I listened to Anchee Min's interview twice. I wholly appreciate what she has to say and completely agree with her. I'm sick of listening to people complain about dealing with the consequences of their actions, such as the price of gas, yet preferring a SUV to a gas efficient car, or house payments, when they bought a house they couldn't afford,... etc...
I believe that Americans are smart and creative, and that our "can-do" spirit is admirable. Yet, too many people believe they "deserve" things they can't afford. I recently moved from the Midwest to Southern CA - wow, what a change in values. I think both areas have positive and negative values, yet I'm proud of my parents for not giving me everything I wanted, not letting me come and go as I please, and for making sure I work for what I want.
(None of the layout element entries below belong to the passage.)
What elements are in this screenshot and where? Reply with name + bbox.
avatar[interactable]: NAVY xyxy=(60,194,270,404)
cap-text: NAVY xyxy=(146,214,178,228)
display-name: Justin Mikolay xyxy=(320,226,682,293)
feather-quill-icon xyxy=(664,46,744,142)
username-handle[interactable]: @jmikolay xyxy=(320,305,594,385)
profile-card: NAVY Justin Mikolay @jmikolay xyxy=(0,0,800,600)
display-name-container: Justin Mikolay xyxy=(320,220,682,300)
What has made this country great, are just the virtues Anchee Min now rightly accuses the American born citizens of abandoning. History tells us of the newly arriving immigrant coming to these shores with nothing but the shirt on their backs and a few dollars in their pockets, working hard to make ends meet and with each new generation within their families things got better. Recent history, within the last fifty years, has seen a shift to the " entitled " mentality that has been used by political groups to seek favor with their constituents. Promises of free everything, citizenship, food, education, health care, and more makes our countrymen feel entitled because our leaders have told us we are entitled. This has become the United States Cultural Revolution, and unfortunately I feel until we have suffered the same fate as the citizens of China we wont stop this self destructive behavior. God Bless the USA and may he wake us all up soon.

I listened to the interview twice and completely agreed with Anchee Min's perspective on the negative values American society posses. I recently moved from the Midwest to Southern CA, and wow, what a change in values and perspectives. I don't think either culture is right or wrong, but I'm proud that I was raised not getting whatever I wanted, not being able to come and go as I pleased, and having to work for what I wanted.
I'm sick of people not appreciating the consequences of their actions,... I'm tired of listening to people complain about high gas prices who drive SUV or people complain about their mortgage payments on houses they really couldn't afford.
I've been extremely broke in the past, living off of a part time job, going to college, and getting loans for school. I also studied abroad and survived off of the small amount of money I had saved. That was only a few years ago, but I'm doing better now during this crisis then I did in the past four years of college.
I hope the economic issues wake people up to values that fall outside of money and entitlement, such as responsibility, hard work, and ingenuity. I believe Americans still hold these things are important, but I think they got lost at the wayside of an explosion of economic growth.
I'm staying positive and thankful for the abundances I do have.

As a teacher of American literature, I was very interested in hearing Anchee Min's remarks and hope to integrate them into my lesson on the American Dream. Fifteen year old girls can be extremely self-centered, and I'd like them to hear the immigrant view of the American Dream and American character.